Chartalismo vs Metalismo

Cunhado por Georg Friedrich Knapp (1842 – 1926) em sua obra The State Theory of Money (A teoria estatal da moeda), o chartalismo consiste na crença de que a moeda é essencialmente um instrumento legal, criado pelas tentativas de diferentes estados de controlar a atividade produtiva do mercado. De acordo com Knapp, o valor da moeda não advém de seu valor como commodity, mas de sua função como meio de pagar impostos, com lastro na lei.

Apesar de sua visão construtivista[3], o chartalismo – do latim charta ou papel – proposto por Knapp não rejeita por completo a ideia de moeda commodity[4], mas vê o seu uso de forma independente do Estado como uma consequência tardia e problemática do desenvolvimento econômico. A teoria propõe que o uso de moeda de forma independente do Estado só se torna possível numa sociedade após o Estado introduzir e sistematizar o uso da moeda em transações, e a considera uma fonte de crises econômicas.

Apesar de não ter sido adotado em sua forma pura, o chartalismo influenciou diversas escolas de pensamento econômico, do marxismo, passando pelo keynesianismo e pela ortodoxia positivista[5]. Tanto Marx como Keynes, para não citar o seu professor universitário médio de Economia, veem a moeda como um instrumento de política pública, cujo valor pode ser manipulado para que os “níveis ideais”[6] de emprego e produção possam ser atingidos. Todos esses autores, porém, percebem que existe a necessidade de que o Estado mantenha a ilusão de solvência financeira para que a sociedade tenha um mínimo de confiança na moeda.

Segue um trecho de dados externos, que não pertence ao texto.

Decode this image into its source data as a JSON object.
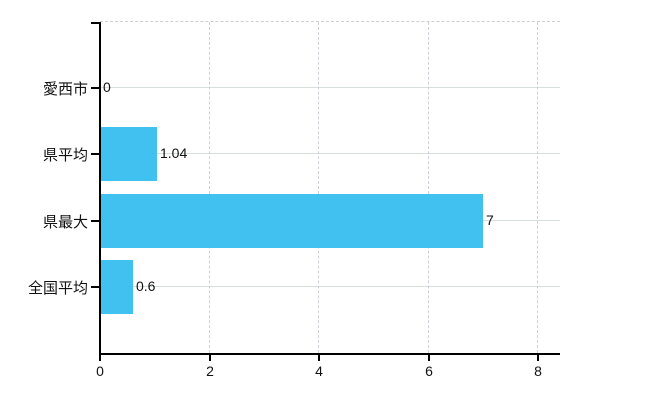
{
  "chart_data": {
    "type": "bar",
    "orientation": "horizontal",
    "title": "",
    "xlabel": "",
    "ylabel": "",
    "categories": [
      "愛西市",
      "県平均",
      "県最大",
      "全国平均"
    ],
    "values": [
      0,
      1.04,
      7,
      0.6
    ],
    "value_labels": [
      "0",
      "1.04",
      "7",
      "0.6"
    ],
    "x_ticks": [
      0,
      2,
      4,
      6,
      8
    ],
    "x_tick_labels": [
      "0",
      "2",
      "4",
      "6",
      "8"
    ],
    "xlim": [
      0,
      8.4
    ],
    "grid": true,
    "legend": false,
    "colors": {
      "bar": "#41C1F0",
      "grid_solid": "#D8DED8",
      "grid_dashed": "#CFCFD6",
      "top_border_dashed": "#CBD1CB",
      "axis": "#000000",
      "text": "#111111",
      "background": "#FFFFFF"
    }
  }
}
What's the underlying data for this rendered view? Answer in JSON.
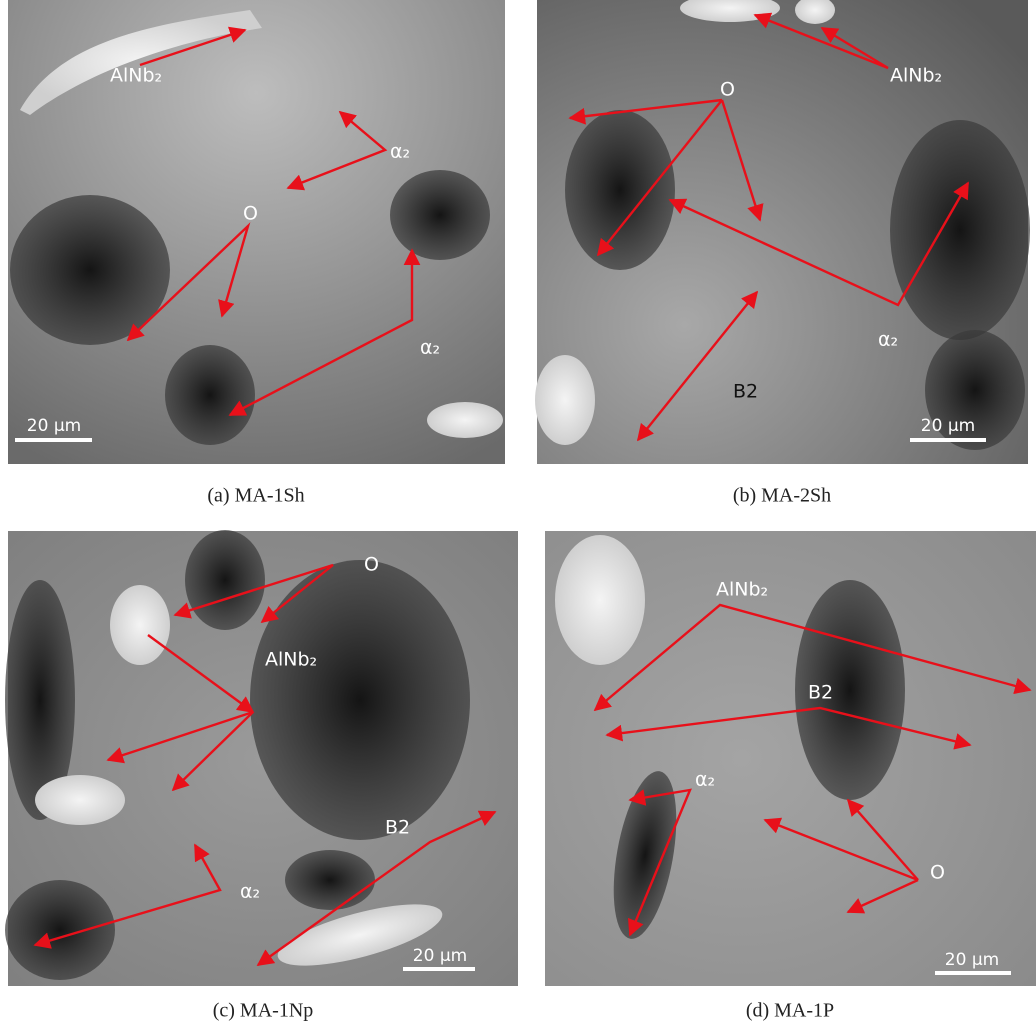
{
  "panels": [
    {
      "caption": "(a) MA-1Sh",
      "labels": [
        "AlNb₂",
        "α₂",
        "O",
        "α₂"
      ],
      "scale_bar": "20 µm"
    },
    {
      "caption": "(b) MA-2Sh",
      "labels": [
        "AlNb₂",
        "O",
        "α₂",
        "B2"
      ],
      "scale_bar": "20 µm"
    },
    {
      "caption": "(c) MA-1Np",
      "labels": [
        "O",
        "AlNb₂",
        "B2",
        "α₂"
      ],
      "scale_bar": "20 µm"
    },
    {
      "caption": "(d) MA-1P",
      "labels": [
        "AlNb₂",
        "B2",
        "α₂",
        "O"
      ],
      "scale_bar": "20 µm"
    }
  ]
}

No lado oposto da teoria monetária, há o metalismo. Ao contrário do que o nome sugere, o metalismo não é a crença de que as moedas deveriam ser feitas de metal, mas sim de que a moeda é, em essência, uma criação espontânea do mercado através das ações independentes de indivíduos. Apesar de a “visão clássica” com respeito à moeda remontar àté Herodotus de Halicarnassus (484 A.C. – 425 A.C) e ao pensamento grego de forma geral, seus proponentes modernos se restringem à Escola Austríaca e, de forma bastante atenuada, aos monetaristas[7].

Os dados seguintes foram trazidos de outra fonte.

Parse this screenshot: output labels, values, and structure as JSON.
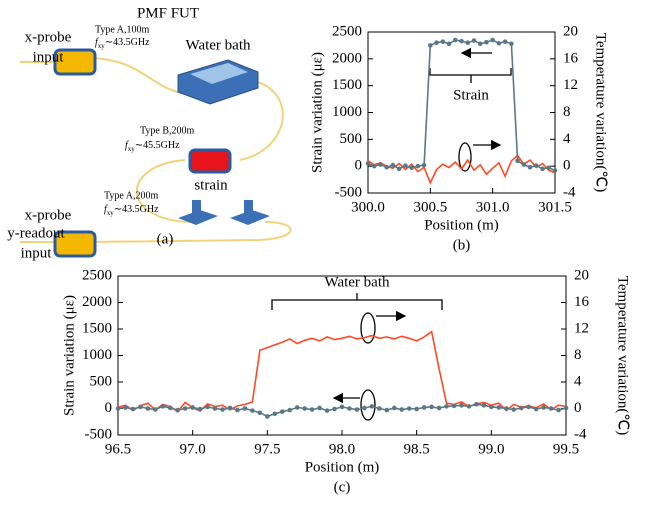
{
  "diagram": {
    "title": "PMF FUT",
    "probe_top": [
      "x-probe",
      "input"
    ],
    "coil_1": {
      "type": "Type A,100m",
      "freq": [
        "f",
        "xy",
        "∼43.5GHz"
      ]
    },
    "water_bath": "Water bath",
    "coil_2": {
      "type": "Type B,200m",
      "freq": [
        "f",
        "xy",
        "∼45.5GHz"
      ]
    },
    "strain": "strain",
    "coil_3": {
      "type": "Type A,200m",
      "freq": [
        "f",
        "xy",
        "∼43.5GHz"
      ]
    },
    "probe_bottom": [
      "x-probe",
      "y-readout",
      "input"
    ],
    "caption": "(a)"
  },
  "chart_data": [
    {
      "type": "line",
      "caption": "(b)",
      "xlabel": "Position (m)",
      "ylabel": "Strain variation (με)",
      "y2label": "Temperature variation(℃)",
      "annotation": "Strain",
      "x": [
        300.0,
        300.05,
        300.1,
        300.15,
        300.2,
        300.25,
        300.3,
        300.35,
        300.4,
        300.45,
        300.5,
        300.55,
        300.6,
        300.65,
        300.7,
        300.75,
        300.8,
        300.85,
        300.9,
        300.95,
        301.0,
        301.05,
        301.1,
        301.15,
        301.2,
        301.25,
        301.3,
        301.35,
        301.4,
        301.45,
        301.5
      ],
      "series": [
        {
          "color": "#5b7886",
          "markers": true,
          "values": [
            50,
            0,
            30,
            -20,
            20,
            -50,
            10,
            -30,
            0,
            20,
            2250,
            2300,
            2320,
            2280,
            2350,
            2330,
            2300,
            2340,
            2280,
            2310,
            2350,
            2290,
            2320,
            2280,
            100,
            30,
            -20,
            10,
            -50,
            -30,
            -80
          ]
        },
        {
          "color": "#ff4a26",
          "axis": "y2",
          "values": [
            0.8,
            0.2,
            0.5,
            0.0,
            -0.3,
            0.4,
            -0.5,
            0.3,
            -0.8,
            -0.2,
            -2.5,
            -0.5,
            0.3,
            -0.2,
            0.6,
            -0.4,
            0.9,
            -0.6,
            0.2,
            -1.2,
            -0.3,
            0.5,
            -1.5,
            0.8,
            1.6,
            0.3,
            0.9,
            -0.2,
            0.4,
            -0.6,
            -1.0
          ]
        }
      ],
      "xlim": [
        300.0,
        301.5
      ],
      "xticks": [
        {
          "value": 300.0,
          "label": "300.0"
        },
        300.5,
        {
          "value": 301.0,
          "label": "301.0"
        },
        301.5
      ],
      "ylim": [
        -500,
        2500
      ],
      "yticks": [
        2500,
        2000,
        1500,
        1000,
        500,
        0,
        -500
      ],
      "y2lim": [
        -4,
        20
      ],
      "y2ticks": [
        20,
        16,
        12,
        8,
        4,
        0,
        -4
      ]
    },
    {
      "type": "line",
      "caption": "(c)",
      "xlabel": "Position (m)",
      "ylabel": "Strain variation (με)",
      "y2label": "Temperature variation(℃)",
      "annotation": "Water bath",
      "x": [
        96.5,
        96.55,
        96.6,
        96.65,
        96.7,
        96.75,
        96.8,
        96.85,
        96.9,
        96.95,
        97.0,
        97.05,
        97.1,
        97.15,
        97.2,
        97.25,
        97.3,
        97.35,
        97.4,
        97.45,
        97.5,
        97.55,
        97.6,
        97.65,
        97.7,
        97.75,
        97.8,
        97.85,
        97.9,
        97.95,
        98.0,
        98.05,
        98.1,
        98.15,
        98.2,
        98.25,
        98.3,
        98.35,
        98.4,
        98.45,
        98.5,
        98.55,
        98.6,
        98.65,
        98.7,
        98.75,
        98.8,
        98.85,
        98.9,
        98.95,
        99.0,
        99.05,
        99.1,
        99.15,
        99.2,
        99.25,
        99.3,
        99.35,
        99.4,
        99.45,
        99.5
      ],
      "series": [
        {
          "color": "#5b7886",
          "markers": true,
          "values": [
            0,
            20,
            -10,
            30,
            0,
            -20,
            40,
            10,
            -30,
            0,
            20,
            -10,
            30,
            0,
            -20,
            10,
            -30,
            0,
            -40,
            -80,
            -150,
            -100,
            -60,
            -30,
            20,
            0,
            -20,
            10,
            -40,
            -10,
            30,
            0,
            -20,
            10,
            40,
            0,
            -30,
            10,
            -20,
            0,
            -10,
            20,
            30,
            10,
            40,
            50,
            60,
            40,
            80,
            60,
            30,
            20,
            0,
            -20,
            10,
            30,
            -10,
            20,
            0,
            -30,
            10
          ]
        },
        {
          "color": "#ff4a26",
          "axis": "y2",
          "values": [
            0.2,
            0.5,
            -0.3,
            0.4,
            0.8,
            -0.2,
            0.6,
            0.3,
            -0.5,
            0.9,
            0.1,
            -0.4,
            0.7,
            0.3,
            0.5,
            -0.2,
            0.4,
            0.6,
            1.0,
            8.8,
            9.2,
            9.6,
            10.0,
            10.5,
            9.8,
            10.3,
            10.6,
            10.2,
            10.8,
            10.4,
            10.6,
            10.9,
            10.5,
            10.7,
            11.0,
            10.6,
            10.8,
            10.5,
            10.9,
            10.6,
            10.2,
            10.8,
            11.6,
            6.0,
            0.8,
            0.6,
            1.0,
            0.3,
            0.7,
            0.9,
            0.5,
            0.8,
            -0.3,
            0.6,
            0.2,
            0.4,
            0.1,
            0.7,
            -0.2,
            0.5,
            0.3
          ]
        }
      ],
      "xlim": [
        96.5,
        99.5
      ],
      "xticks": [
        96.5,
        {
          "value": 97.0,
          "label": "97.0"
        },
        97.5,
        {
          "value": 98.0,
          "label": "98.0"
        },
        98.5,
        {
          "value": 99.0,
          "label": "99.0"
        },
        99.5
      ],
      "ylim": [
        -500,
        2500
      ],
      "yticks": [
        2500,
        2000,
        1500,
        1000,
        500,
        0,
        -500
      ],
      "y2lim": [
        -4,
        20
      ],
      "y2ticks": [
        20,
        16,
        12,
        8,
        4,
        0,
        -4
      ]
    }
  ]
}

Assim como os chartalistas não ignoram a existência de moedas metálicas independentes do Estado, os metalistas não ignoram a existência de moedas fiduciárias ou fiat, vendo a commodity como a forma original – e, em muitos casos, ideal – de moeda. Para autores como Menger e Friedman, a moeda se origina de forma espontânea como commodity, mas a ação do Estado gera diversas alterações no mercado monetário, que são um campo importante de estudo.

Mas qual dessas duas visões sobre a moeda está correta? Se tratamos a teoria como instrumento para prescrever o melhor curso de ação a ser tomado, a resposta, como mostrarei adiante, é o metalismo. Se tratamos a teoria como instrumento para descrever e analisar a natureza de diferentes sistemas monetários, a resposta é, surpreendentemente, as duas. Para entender melhor essa situação confusa, é necessário entender parte da teoria de F. A. Hayek (1899 – 1992).

F. A. Hayek: kosmos e taxis

Em Direito, legislação e liberdade, F. A. Hayek discute o conceito de ordem, de forma geral, e de ordem social, de forma específica. O autor retoma uma antiga distinção grega entre kosmos e taxis. Kosmos denota o tipo de ordem natural e espontânea que resulta da interação independente entre diversas entidades e pode ser identificada, no contexto social, na organização do mercado e da lei[8]. Taxis, por outro lado, denota a ordem construída propositalmente por uma entidade central e superior, e pode ser encontrada na organização da legislação e das hierarquias militares.

Essa distinção é analisada a fundo por Hayek ao longo de três volumes e, infelizmente, é impossível tratar dela de forma extensa no presente artigo. Para o contexto dessa análise, é necessário apenas que o leitor perceba como, quanto mais livre é uma sociedade, mais ela se organiza predominantemente como um kosmos. Na via oposta, quanto mais autoritária uma sociedade, mais ela é organizada como uma taxis.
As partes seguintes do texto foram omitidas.